在 vLLM 中，推测解码旨在提高推理效率同时保持准确性。本节阐述了推测解码的无损保证，将这些保证分为三个关键领域

理论无损性 - 推测解码采样在理论上是无损的，直至硬件数值精度限制。浮点错误可能导致输出分布的轻微变化，如使用推测采样加速大型语言模型解码中所述。
算法无损性 - vLLM 的推测解码实现经过算法验证是无损的。关键验证测试包括
- 拒绝采样器收敛性：确保 vLLM 的拒绝采样器生成的样本与目标分布一致。查看测试代码
- 贪婪采样等效性：确认使用推测解码的贪婪采样与不使用推测解码的贪婪采样结果一致。这验证了 vLLM 的推测解码框架在与 vLLM 前向传递和 vLLM 拒绝采样器集成时，提供了无损保证。几乎所有位于 tests/spec_decode/e2e 的测试都使用此断言实现来验证此属性。
vLLM 对数概率稳定性 - vLLM 目前不保证稳定的 token 对数概率（logprobs）。这可能导致同一请求在不同运行中产生不同的输出。有关更多详细信息，请参阅常见问题中题为 vLLM 中同一提示的输出在不同运行中是否会变化？ 的常见问题部分。
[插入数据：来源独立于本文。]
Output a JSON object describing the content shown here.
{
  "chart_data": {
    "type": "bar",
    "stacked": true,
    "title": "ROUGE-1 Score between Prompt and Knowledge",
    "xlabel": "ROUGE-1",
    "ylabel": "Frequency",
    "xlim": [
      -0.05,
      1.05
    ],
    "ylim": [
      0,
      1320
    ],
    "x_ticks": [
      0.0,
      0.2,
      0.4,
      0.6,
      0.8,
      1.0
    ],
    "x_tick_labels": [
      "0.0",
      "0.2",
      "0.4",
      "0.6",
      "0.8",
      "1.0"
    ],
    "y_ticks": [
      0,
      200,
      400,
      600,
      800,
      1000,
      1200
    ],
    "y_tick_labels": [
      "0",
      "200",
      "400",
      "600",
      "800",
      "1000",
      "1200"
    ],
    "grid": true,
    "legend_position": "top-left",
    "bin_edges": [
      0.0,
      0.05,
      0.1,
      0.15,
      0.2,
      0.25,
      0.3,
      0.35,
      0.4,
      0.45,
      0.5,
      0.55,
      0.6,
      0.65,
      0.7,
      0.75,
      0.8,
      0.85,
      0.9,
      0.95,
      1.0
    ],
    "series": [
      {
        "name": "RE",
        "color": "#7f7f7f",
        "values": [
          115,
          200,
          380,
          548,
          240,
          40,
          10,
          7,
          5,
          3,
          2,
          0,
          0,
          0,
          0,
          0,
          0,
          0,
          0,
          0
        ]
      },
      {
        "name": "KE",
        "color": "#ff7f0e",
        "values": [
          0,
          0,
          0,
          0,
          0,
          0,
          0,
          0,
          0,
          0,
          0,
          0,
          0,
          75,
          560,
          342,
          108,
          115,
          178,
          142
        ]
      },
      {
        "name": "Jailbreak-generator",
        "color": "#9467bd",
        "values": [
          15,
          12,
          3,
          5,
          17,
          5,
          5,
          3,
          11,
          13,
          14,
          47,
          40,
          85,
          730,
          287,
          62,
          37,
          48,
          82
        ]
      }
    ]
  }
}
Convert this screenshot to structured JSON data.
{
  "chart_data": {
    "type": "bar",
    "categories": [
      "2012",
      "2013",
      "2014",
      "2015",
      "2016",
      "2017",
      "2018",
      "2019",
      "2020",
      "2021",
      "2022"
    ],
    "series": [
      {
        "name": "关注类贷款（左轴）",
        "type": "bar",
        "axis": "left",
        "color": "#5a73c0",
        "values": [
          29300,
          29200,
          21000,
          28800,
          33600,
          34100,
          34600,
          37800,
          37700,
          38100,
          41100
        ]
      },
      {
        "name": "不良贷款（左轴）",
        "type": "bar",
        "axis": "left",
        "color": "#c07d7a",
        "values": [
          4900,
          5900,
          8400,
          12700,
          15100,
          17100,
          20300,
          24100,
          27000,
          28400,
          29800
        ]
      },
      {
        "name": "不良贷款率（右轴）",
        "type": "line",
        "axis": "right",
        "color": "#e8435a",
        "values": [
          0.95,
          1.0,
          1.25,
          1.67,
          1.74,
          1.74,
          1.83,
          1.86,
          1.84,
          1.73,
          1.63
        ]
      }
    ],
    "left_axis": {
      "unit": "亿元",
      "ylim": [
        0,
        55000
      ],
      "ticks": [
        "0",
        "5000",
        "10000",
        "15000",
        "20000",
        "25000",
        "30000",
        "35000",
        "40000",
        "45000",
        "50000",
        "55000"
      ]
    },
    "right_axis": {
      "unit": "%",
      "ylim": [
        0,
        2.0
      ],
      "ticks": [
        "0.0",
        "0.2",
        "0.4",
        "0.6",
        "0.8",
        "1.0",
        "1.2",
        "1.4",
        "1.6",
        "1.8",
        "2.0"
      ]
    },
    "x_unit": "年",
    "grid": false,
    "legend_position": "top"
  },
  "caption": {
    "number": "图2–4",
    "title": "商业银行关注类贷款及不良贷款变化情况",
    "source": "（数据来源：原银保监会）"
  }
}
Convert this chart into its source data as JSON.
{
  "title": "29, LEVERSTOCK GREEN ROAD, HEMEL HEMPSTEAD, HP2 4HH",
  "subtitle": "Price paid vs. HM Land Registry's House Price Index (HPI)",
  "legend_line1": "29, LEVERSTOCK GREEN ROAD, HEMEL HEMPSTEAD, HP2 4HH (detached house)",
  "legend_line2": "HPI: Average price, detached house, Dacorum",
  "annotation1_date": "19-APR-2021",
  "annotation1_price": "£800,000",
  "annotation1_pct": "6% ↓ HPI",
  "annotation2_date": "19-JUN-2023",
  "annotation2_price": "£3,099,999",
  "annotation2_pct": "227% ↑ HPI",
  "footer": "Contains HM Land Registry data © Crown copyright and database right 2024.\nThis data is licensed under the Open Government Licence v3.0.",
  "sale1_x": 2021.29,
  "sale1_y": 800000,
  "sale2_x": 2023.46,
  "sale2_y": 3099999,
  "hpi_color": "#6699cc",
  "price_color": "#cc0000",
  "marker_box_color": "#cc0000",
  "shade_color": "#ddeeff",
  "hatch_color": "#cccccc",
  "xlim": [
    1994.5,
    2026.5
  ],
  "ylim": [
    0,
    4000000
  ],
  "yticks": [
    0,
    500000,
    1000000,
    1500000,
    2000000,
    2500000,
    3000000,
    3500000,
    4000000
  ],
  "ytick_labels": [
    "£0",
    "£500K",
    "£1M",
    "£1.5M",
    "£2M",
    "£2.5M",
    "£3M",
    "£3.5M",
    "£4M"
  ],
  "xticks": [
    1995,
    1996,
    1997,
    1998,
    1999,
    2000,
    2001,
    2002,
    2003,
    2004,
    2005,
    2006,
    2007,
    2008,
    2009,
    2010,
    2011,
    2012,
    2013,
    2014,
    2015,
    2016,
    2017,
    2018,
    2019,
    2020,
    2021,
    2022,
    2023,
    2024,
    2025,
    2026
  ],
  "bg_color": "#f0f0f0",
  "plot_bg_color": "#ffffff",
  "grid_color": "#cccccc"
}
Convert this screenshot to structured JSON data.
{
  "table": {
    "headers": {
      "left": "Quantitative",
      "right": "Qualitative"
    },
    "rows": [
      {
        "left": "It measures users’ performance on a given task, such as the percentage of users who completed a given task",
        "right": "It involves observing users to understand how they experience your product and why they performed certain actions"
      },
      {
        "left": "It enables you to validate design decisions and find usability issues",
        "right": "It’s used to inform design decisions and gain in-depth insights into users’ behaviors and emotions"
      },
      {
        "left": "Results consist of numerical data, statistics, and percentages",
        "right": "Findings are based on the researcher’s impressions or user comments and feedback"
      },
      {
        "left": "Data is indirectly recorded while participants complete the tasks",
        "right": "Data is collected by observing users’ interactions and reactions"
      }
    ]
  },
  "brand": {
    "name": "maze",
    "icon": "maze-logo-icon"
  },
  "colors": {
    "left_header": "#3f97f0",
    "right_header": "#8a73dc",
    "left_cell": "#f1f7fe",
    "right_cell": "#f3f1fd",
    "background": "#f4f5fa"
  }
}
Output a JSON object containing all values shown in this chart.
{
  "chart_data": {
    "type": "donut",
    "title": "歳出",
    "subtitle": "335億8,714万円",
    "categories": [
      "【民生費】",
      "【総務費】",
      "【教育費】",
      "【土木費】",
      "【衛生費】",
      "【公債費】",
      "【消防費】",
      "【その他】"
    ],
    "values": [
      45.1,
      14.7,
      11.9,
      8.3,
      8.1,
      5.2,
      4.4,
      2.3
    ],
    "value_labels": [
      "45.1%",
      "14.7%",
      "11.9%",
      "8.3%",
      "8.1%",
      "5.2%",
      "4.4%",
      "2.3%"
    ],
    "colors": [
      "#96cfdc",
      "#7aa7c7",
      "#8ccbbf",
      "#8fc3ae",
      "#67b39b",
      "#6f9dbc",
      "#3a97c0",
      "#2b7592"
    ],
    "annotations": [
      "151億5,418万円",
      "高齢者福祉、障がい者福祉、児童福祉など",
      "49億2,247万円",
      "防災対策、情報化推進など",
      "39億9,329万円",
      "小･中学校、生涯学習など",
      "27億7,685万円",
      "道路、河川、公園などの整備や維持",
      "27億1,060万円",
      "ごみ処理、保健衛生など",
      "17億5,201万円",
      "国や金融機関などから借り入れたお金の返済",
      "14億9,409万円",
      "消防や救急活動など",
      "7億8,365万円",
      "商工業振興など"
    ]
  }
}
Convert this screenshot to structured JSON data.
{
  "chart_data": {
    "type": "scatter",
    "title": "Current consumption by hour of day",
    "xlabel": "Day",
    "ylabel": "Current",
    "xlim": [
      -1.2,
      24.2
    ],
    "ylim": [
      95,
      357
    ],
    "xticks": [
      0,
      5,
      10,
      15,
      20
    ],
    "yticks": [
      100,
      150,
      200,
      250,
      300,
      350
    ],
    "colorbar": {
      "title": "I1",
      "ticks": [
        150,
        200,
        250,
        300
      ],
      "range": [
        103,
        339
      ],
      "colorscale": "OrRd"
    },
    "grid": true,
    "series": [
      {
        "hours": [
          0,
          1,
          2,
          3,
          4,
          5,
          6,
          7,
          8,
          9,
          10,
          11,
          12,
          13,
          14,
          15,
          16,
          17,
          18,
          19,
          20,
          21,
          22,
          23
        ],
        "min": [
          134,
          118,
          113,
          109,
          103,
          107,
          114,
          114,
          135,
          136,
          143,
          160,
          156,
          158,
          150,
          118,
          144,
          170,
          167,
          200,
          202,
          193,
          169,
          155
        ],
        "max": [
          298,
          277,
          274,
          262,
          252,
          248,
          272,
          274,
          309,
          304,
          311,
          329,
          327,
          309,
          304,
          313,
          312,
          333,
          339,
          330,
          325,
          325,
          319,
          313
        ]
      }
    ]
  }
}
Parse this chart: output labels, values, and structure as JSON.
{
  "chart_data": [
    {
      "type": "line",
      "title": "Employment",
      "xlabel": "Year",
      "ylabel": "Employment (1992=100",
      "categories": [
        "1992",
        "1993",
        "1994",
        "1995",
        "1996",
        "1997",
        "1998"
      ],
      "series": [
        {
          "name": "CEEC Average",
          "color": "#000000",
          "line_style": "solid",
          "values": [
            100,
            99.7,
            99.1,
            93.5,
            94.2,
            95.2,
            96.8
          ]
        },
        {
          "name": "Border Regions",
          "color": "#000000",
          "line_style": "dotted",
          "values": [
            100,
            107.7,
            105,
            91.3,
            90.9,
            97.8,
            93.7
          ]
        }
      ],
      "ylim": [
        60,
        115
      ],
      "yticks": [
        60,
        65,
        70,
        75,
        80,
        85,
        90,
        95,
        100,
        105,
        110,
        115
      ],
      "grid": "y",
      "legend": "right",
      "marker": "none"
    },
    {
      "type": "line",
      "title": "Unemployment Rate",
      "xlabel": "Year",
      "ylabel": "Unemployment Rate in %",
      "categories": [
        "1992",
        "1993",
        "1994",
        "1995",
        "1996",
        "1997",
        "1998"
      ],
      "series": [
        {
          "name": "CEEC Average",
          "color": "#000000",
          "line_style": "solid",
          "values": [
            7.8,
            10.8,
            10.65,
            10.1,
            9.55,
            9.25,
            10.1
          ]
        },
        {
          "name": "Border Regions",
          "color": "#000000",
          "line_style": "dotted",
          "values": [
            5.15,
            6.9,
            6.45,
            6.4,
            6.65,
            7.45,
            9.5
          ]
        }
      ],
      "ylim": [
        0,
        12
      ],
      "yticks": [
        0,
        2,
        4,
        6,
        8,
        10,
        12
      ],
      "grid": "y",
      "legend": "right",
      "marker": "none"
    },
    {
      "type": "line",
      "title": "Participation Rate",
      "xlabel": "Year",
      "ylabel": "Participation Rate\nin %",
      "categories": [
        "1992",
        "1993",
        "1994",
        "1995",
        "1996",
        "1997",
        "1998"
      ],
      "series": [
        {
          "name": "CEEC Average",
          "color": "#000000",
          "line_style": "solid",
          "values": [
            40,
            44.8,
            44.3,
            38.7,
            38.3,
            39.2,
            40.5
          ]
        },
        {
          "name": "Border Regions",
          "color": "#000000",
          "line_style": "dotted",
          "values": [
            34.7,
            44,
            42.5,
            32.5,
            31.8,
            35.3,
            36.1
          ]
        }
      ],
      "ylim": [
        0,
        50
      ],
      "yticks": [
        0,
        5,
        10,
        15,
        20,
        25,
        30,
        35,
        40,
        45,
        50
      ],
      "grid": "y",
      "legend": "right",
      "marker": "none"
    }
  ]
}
虽然 vLLM 致力于确保推测解码的无损性，但使用和不使用推测解码生成的输出可能因以下因素而异

浮点精度：硬件数值精度的差异可能导致输出分布的轻微偏差。
批处理大小和数值稳定性：批处理大小的变化可能导致对数概率和输出概率的波动，这可能是由于批处理操作中的非确定性行为或数值不稳定造成的。

有关缓解策略，请参阅常见问题中 vLLM 中同一提示的输出在不同运行中是否会变化？ 的常见问题条目。